Sounds good so far right? You probably have no objection to greater choice in shopping or cheaper prices.  But that is if you are aware that Visual Discovery was installed on your computer in the first place. And of course assuming that the software works in a way that doesn’t put your online privacy and security at risk. Sadly many people who purchased these Lenovo computers had no idea this was happening. That is why Lenovo is catching hell and you could be vulnerable.
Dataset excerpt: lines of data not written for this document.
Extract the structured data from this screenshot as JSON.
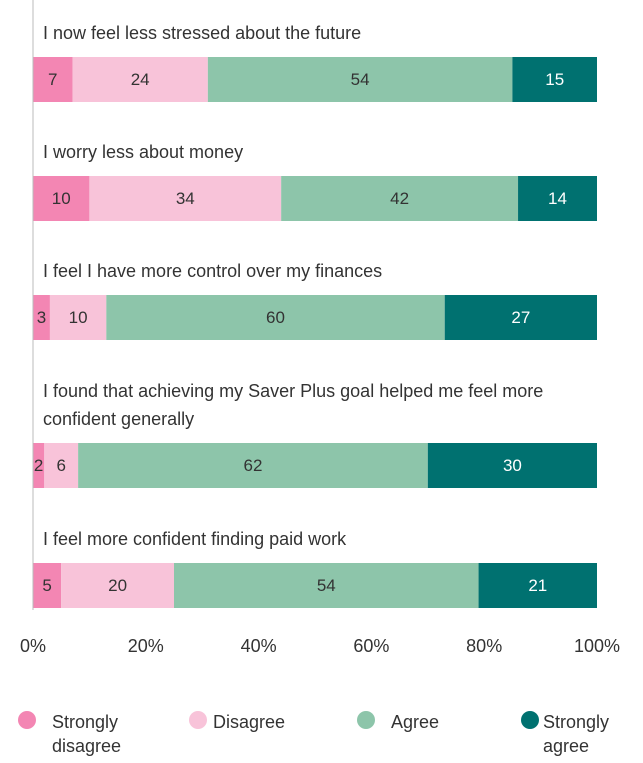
{
  "chart_data": {
    "type": "stacked-bar-horizontal",
    "categories": [
      "I now feel less stressed about the future",
      "I worry less about money",
      "I feel I have more control over my finances",
      "I found that achieving my Saver Plus goal helped me feel more confident generally",
      "I feel more confident finding paid work"
    ],
    "series": [
      {
        "name": "Strongly disagree",
        "color": "#f386b3",
        "values": [
          7,
          10,
          3,
          2,
          5
        ]
      },
      {
        "name": "Disagree",
        "color": "#f8c3d9",
        "values": [
          24,
          34,
          10,
          6,
          20
        ]
      },
      {
        "name": "Agree",
        "color": "#8dc5aa",
        "values": [
          54,
          42,
          60,
          62,
          54
        ]
      },
      {
        "name": "Strongly agree",
        "color": "#007170",
        "values": [
          15,
          14,
          27,
          30,
          21
        ]
      }
    ],
    "xlim": [
      0,
      100
    ],
    "xticks": [
      {
        "value": 0,
        "label": "0%"
      },
      {
        "value": 20,
        "label": "20%"
      },
      {
        "value": 40,
        "label": "40%"
      },
      {
        "value": 60,
        "label": "60%"
      },
      {
        "value": 80,
        "label": "80%"
      },
      {
        "value": 100,
        "label": "100%"
      }
    ],
    "legend": "bottom"
  }
}
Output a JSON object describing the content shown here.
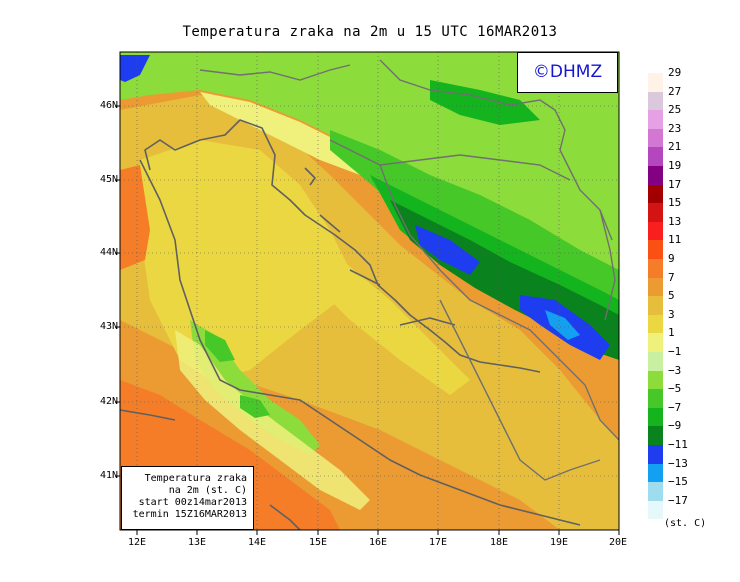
{
  "title": "Temperatura zraka na 2m u 15 UTC 16MAR2013",
  "logo": "©DHMZ",
  "info": {
    "line1": "Temperatura zraka",
    "line2": "na 2m (st. C)",
    "line3": "start 00z14mar2013",
    "line4": "termin 15Z16MAR2013"
  },
  "lat_ticks": [
    "46N",
    "45N",
    "44N",
    "43N",
    "42N",
    "41N"
  ],
  "lon_ticks": [
    "12E",
    "13E",
    "14E",
    "15E",
    "16E",
    "17E",
    "18E",
    "19E",
    "20E"
  ],
  "legend": {
    "bands": [
      {
        "color": "#fff2e6"
      },
      {
        "color": "#dcc8dc"
      },
      {
        "color": "#e6a0e6"
      },
      {
        "color": "#d278d2"
      },
      {
        "color": "#b446be"
      },
      {
        "color": "#820082"
      },
      {
        "color": "#a00000"
      },
      {
        "color": "#d21414"
      },
      {
        "color": "#fa1e1e"
      },
      {
        "color": "#fa5014"
      },
      {
        "color": "#f57d28"
      },
      {
        "color": "#eb9b32"
      },
      {
        "color": "#e6be3c"
      },
      {
        "color": "#ebd741"
      },
      {
        "color": "#f0f07d"
      },
      {
        "color": "#c8f0a0"
      },
      {
        "color": "#8cdc3c"
      },
      {
        "color": "#46c828"
      },
      {
        "color": "#14b41e"
      },
      {
        "color": "#0a821e"
      },
      {
        "color": "#1e3cf0"
      },
      {
        "color": "#14a0f0"
      },
      {
        "color": "#a0dcf0"
      },
      {
        "color": "#e6f8fa"
      },
      {
        "color": "#ffffff"
      }
    ],
    "labels": [
      "29",
      "27",
      "25",
      "23",
      "21",
      "19",
      "17",
      "15",
      "13",
      "11",
      "9",
      "7",
      "5",
      "3",
      "1",
      "−1",
      "−3",
      "−5",
      "−7",
      "−9",
      "−11",
      "−13",
      "−15",
      "−17"
    ],
    "units": "(st. C)"
  },
  "colors": {
    "warm_orange": "#eb9b32",
    "light_orange": "#e6be3c",
    "yellow": "#ebd741",
    "pale_yellow": "#f0f07d",
    "light_green": "#8cdc3c",
    "green": "#46c828",
    "mid_green": "#14b41e",
    "dark_green": "#0a821e",
    "blue": "#1e3cf0",
    "cyan": "#14a0f0",
    "deep_orange": "#f57d28"
  }
}
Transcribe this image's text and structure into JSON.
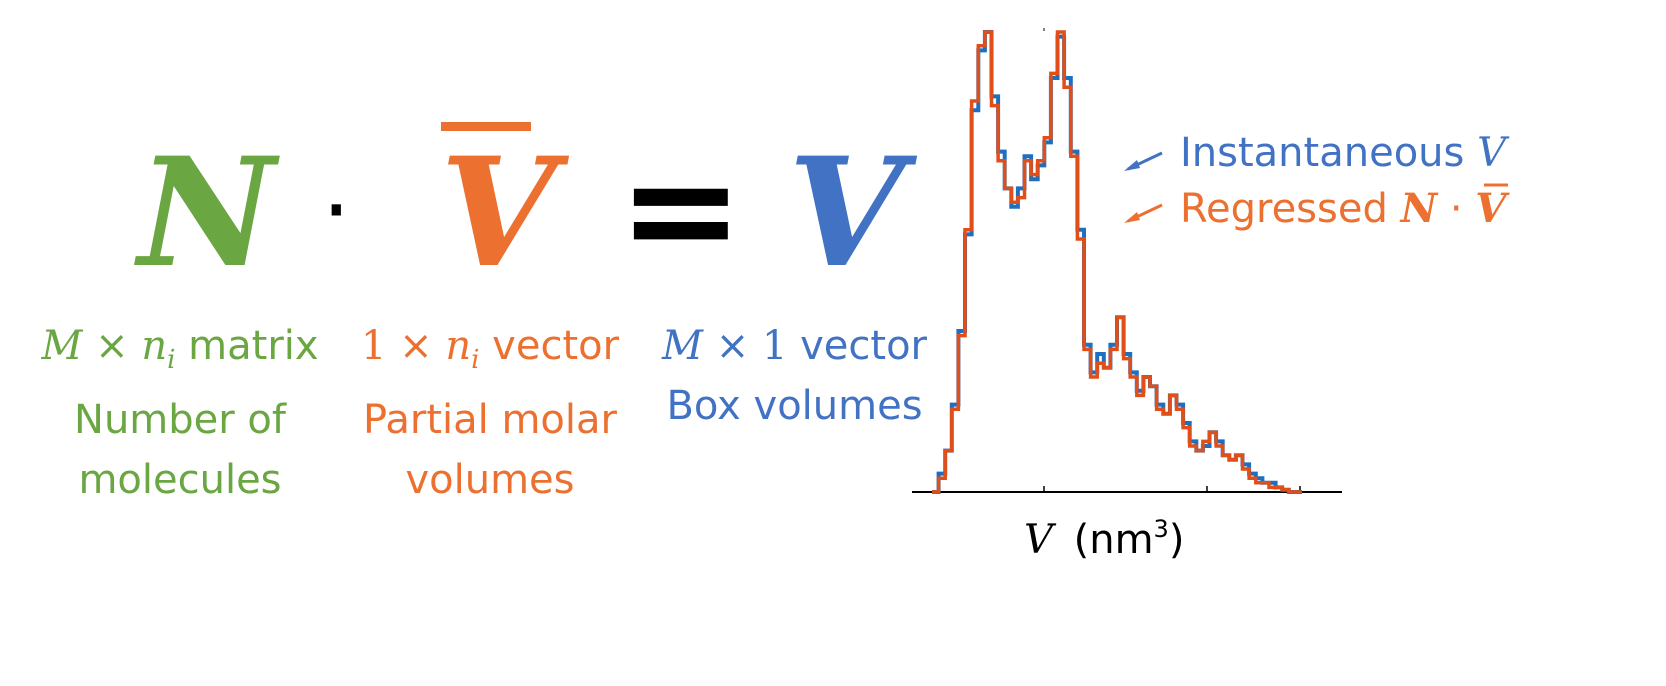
{
  "colors": {
    "green": "#6aa641",
    "orange": "#ec7130",
    "blue": "#4272c3",
    "black": "#000000",
    "series_instantaneous": "#1f6fbf",
    "series_regressed": "#e04f1a"
  },
  "equation": {
    "n_symbol": "N",
    "dot": "·",
    "vbar_symbol": "V",
    "equals": "=",
    "v_symbol": "V"
  },
  "descriptions": {
    "n": {
      "dims_m": "M",
      "dims_times": "×",
      "dims_n": "n",
      "dims_sub": "i",
      "dims_word": "matrix",
      "line2": "Number of",
      "line3": "molecules"
    },
    "vbar": {
      "dims_one": "1",
      "dims_times": "×",
      "dims_n": "n",
      "dims_sub": "i",
      "dims_word": "vector",
      "line2": "Partial molar",
      "line3": "volumes"
    },
    "v": {
      "dims_m": "M",
      "dims_times": "×",
      "dims_one": "1",
      "dims_word": "vector",
      "line2": "Box volumes"
    }
  },
  "chart_data": {
    "type": "histogram",
    "title": "",
    "xlabel_symbol": "V",
    "xlabel_unit": "(nm",
    "xlabel_exp": "3",
    "xlabel_close": ")",
    "ylabel": "",
    "grid": false,
    "legend_placement": "top-right",
    "y_tick_labels": false,
    "x_tick_labels": false,
    "x_ticks_count": 4,
    "bins": 56,
    "series": [
      {
        "name": "Instantaneous V",
        "label_text": "Instantaneous",
        "label_symbol": "V",
        "values": [
          0.0,
          0.04,
          0.09,
          0.19,
          0.35,
          0.56,
          0.83,
          0.96,
          1.0,
          0.86,
          0.74,
          0.66,
          0.62,
          0.66,
          0.73,
          0.68,
          0.71,
          0.76,
          0.9,
          0.99,
          0.9,
          0.74,
          0.57,
          0.32,
          0.26,
          0.3,
          0.27,
          0.32,
          0.38,
          0.3,
          0.26,
          0.22,
          0.25,
          0.23,
          0.19,
          0.17,
          0.21,
          0.19,
          0.15,
          0.11,
          0.09,
          0.1,
          0.13,
          0.11,
          0.08,
          0.07,
          0.08,
          0.06,
          0.04,
          0.03,
          0.02,
          0.02,
          0.01,
          0.005,
          0.0,
          0.0
        ]
      },
      {
        "name": "Regressed N · V̄",
        "label_text": "Regressed",
        "label_symbol_n": "N",
        "label_dot": "·",
        "label_symbol_v": "V",
        "values": [
          0.0,
          0.03,
          0.09,
          0.18,
          0.34,
          0.57,
          0.85,
          0.97,
          1.0,
          0.84,
          0.72,
          0.66,
          0.63,
          0.64,
          0.72,
          0.69,
          0.72,
          0.77,
          0.91,
          1.0,
          0.88,
          0.73,
          0.55,
          0.31,
          0.25,
          0.28,
          0.27,
          0.31,
          0.38,
          0.29,
          0.25,
          0.21,
          0.25,
          0.23,
          0.18,
          0.17,
          0.21,
          0.18,
          0.14,
          0.1,
          0.09,
          0.11,
          0.13,
          0.1,
          0.08,
          0.07,
          0.08,
          0.05,
          0.03,
          0.02,
          0.02,
          0.01,
          0.01,
          0.005,
          0.0,
          0.0
        ]
      }
    ]
  }
}
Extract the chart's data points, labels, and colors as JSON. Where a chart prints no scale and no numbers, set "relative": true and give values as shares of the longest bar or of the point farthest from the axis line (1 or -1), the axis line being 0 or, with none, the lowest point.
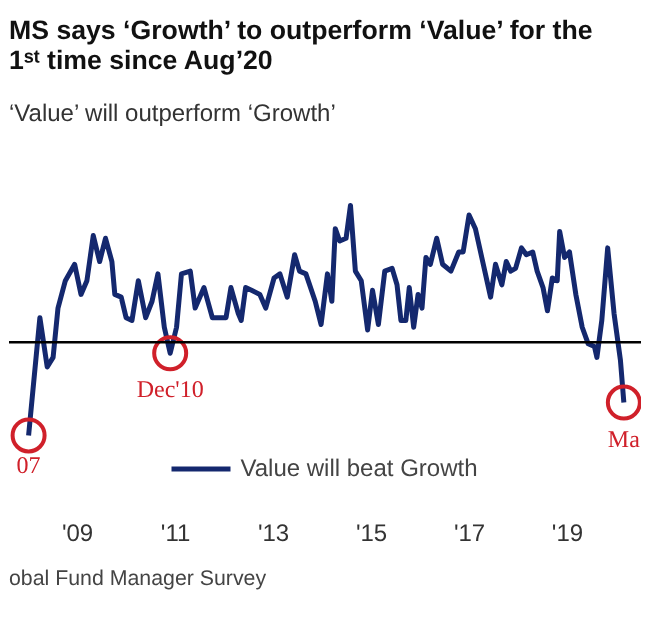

We like to keep it simple at the AACR so lets tell it like it is. This software opens you up for what hackers call a classic man-in-the-middle attack. See Visual Discovery doesn’t just work inside your browser to see what you are looking at. This adware/malware contains a proxy. This component intercepts network traffic outside your browser so it can keep track of what you are doing, like online banking, user names and passwords. Starting to get the picture? Its an open door to hackers! I don’t think I need to go any further than that.

According to Lenovo the company only installed Superfish on consumer laptops between September and December last year. During the holiday shopping season! Do think that was an accident? Really?

Chrome and Internet Explorer browsers are affected because they use Microsoft’s Windows store of trusted certificates. If you use the Firefox browser the Electronic Frontier Foundation found as many as 44,000 Superfish certificates were run by users of Mozilla’s browser.

How do you know if your computer is infected?  Check Windows’ list of trusted certificates. Go to Control Panel and search for “certificates”.  A list of Administrative Tools will come up. Select the “manage computer certificates” option. Click on the “Trusted Root Certification Authorities” option and then “Certificates”. If you see one with Superfish Inc. attached to it then consider yourself officially infected.

This is the nasty part. Even if you do find it, uninstalling the program does not solve the problem since it does not remove the certificate. So if you believe that Superfish is floating around inside your computer back up your data and update it to a new operating system; a new more secure OS. This is probably going to cost you some money but you can get that back and then some by joining the class action lawsuit.

Lenovo will no longer be using Superfish adware in its devices and will help customers remove the malware from their computers as quickly as possible. Lenovo also issued the following statement via Twitter: “We’re sorry. We messed up. We’re owning it. And we’re making sure it never happens again.” Lenovo also issued detailed instructions for removing the adware/malware as well as how to determine if the troublesome Superfish digital certificate is installed, and how to remove it. You can also find a published list of all machines on which Superfish was installed. You may want to check your machine.